I try to solve following question.
Show that $R=\mathbf{Q}[x,x^{-1}]$ is not a PID. Construct a free module over $R$ having a non free submodule.
One may give some examples for free modules but not PIDs which has a non free submodule for different $R$s. For such $R$, i don't know the answer.
Oops. Let me revise my answer. Perhaps I won't make such a silly mistake this time. :)
The polynomial ring $\mathbf{Q}[x]$ is a subring of $R$ (and is a known PID), and all ideals of $R$ are extended from $\mathbf{Q}[x]$. What this means is that an ideal $I$ of $R$ is of the form $JR$ where $J$ is an ideal of $\mathbf{Q}[x]$. In view of this fact, $R$ is a PID since $\mathbf{Q}[x]$ is.

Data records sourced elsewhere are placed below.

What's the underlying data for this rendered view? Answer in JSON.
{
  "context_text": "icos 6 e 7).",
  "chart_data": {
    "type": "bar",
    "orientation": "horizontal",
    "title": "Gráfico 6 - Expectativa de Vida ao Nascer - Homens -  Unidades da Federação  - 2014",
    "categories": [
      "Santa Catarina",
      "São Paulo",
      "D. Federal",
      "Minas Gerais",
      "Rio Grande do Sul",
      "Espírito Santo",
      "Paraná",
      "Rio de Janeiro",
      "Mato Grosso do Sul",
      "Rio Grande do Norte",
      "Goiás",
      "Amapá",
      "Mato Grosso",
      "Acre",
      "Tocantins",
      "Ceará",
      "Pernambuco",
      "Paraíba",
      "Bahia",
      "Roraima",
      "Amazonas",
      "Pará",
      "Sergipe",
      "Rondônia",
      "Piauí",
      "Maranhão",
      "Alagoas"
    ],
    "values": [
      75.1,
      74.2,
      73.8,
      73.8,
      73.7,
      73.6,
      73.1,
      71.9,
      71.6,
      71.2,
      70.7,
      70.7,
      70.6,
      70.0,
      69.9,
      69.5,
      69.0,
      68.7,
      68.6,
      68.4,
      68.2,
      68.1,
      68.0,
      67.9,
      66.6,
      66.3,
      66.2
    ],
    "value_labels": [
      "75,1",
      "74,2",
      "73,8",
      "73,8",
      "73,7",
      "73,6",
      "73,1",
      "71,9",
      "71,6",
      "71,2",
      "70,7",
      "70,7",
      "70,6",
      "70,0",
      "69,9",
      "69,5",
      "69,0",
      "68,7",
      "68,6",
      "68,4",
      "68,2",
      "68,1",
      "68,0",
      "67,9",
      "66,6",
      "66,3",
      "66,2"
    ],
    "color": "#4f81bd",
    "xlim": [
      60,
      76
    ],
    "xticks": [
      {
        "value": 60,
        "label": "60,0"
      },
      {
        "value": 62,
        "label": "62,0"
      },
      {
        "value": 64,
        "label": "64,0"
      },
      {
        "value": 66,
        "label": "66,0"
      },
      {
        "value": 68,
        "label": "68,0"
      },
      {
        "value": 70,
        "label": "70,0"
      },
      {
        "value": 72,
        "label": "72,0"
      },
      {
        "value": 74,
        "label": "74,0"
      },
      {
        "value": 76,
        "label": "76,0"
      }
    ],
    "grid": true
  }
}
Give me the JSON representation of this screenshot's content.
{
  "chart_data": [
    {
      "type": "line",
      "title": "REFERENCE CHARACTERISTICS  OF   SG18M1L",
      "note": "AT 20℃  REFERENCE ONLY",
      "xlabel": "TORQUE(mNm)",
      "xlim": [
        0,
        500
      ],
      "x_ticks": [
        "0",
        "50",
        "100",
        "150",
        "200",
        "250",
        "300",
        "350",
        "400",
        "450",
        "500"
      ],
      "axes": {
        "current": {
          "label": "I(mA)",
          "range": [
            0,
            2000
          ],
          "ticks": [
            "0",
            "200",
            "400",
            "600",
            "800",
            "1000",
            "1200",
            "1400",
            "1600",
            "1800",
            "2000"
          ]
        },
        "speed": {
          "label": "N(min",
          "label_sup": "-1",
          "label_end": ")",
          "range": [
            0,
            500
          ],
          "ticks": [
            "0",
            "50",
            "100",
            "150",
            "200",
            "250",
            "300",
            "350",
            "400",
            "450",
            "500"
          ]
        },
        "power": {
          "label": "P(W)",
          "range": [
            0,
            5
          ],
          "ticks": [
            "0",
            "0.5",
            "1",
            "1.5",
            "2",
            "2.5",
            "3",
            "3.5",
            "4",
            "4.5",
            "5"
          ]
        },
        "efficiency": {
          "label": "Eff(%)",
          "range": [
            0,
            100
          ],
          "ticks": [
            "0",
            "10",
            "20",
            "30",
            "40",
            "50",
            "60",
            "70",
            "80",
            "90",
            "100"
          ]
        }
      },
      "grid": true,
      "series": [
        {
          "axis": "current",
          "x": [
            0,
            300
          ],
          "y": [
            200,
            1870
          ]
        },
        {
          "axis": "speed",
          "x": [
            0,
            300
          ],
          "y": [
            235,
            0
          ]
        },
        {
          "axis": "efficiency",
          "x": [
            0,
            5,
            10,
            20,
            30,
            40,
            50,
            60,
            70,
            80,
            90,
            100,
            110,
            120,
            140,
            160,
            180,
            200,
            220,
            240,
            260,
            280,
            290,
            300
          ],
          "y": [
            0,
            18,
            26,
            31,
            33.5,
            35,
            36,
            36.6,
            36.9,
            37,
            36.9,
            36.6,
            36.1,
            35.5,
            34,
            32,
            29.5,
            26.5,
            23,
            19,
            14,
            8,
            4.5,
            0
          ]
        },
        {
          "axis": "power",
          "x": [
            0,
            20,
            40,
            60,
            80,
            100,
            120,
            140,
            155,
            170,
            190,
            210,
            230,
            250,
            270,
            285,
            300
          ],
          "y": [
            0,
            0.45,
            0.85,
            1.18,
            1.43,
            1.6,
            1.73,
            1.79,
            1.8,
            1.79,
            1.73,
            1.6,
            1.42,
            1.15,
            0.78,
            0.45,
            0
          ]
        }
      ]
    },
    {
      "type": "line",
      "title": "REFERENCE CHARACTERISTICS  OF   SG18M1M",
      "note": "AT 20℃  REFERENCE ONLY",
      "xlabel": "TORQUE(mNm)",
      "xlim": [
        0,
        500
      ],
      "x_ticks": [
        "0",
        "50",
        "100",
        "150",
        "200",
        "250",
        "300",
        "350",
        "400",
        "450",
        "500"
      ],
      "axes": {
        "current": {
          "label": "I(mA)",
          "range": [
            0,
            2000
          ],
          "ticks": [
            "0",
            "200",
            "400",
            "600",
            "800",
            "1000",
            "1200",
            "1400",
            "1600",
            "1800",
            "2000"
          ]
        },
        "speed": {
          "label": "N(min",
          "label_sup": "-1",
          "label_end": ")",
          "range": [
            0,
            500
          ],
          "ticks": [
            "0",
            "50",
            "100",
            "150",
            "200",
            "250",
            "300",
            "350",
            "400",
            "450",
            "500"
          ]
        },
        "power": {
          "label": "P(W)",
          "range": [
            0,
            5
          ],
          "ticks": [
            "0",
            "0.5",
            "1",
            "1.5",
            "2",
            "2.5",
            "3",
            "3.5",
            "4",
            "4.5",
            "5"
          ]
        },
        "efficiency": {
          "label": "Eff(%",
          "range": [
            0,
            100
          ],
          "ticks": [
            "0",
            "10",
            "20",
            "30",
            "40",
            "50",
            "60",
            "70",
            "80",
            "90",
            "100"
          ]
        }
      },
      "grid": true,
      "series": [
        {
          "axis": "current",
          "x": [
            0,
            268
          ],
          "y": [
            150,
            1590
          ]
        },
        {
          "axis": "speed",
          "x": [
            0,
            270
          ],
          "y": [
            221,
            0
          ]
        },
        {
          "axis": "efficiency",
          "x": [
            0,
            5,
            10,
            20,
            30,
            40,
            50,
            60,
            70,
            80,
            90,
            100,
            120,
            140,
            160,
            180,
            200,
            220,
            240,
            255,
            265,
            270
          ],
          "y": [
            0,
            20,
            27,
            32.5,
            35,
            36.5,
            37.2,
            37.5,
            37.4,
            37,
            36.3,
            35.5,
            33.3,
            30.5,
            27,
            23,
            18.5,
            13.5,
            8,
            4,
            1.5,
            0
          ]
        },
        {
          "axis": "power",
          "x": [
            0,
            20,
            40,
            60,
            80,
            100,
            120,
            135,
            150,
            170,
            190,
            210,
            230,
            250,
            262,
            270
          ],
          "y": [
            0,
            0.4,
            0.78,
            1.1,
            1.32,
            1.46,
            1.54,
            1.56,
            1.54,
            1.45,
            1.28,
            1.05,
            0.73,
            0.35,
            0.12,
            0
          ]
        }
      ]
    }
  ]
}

To prove the above claim, let $I$ be an ideal of $R$. If we put $J = I \cap \mathbf{Q}[x]$, then note $J$ is an ideal of $\mathbf{Q}[x]$ and hence $J = (f)$ for some $f\in \mathbf{Q}[x]$. Then it's not difficult to show $I = JR$. But $JR$ is the ideal in $R$ generated by $f$.
In fancier language, $R$ can be viewed as the localization of $\mathbf{Q}[x]$ at powers of $x$ (we are inverting $x$), and the ideal structures of a ring and its localizations are tightly linked.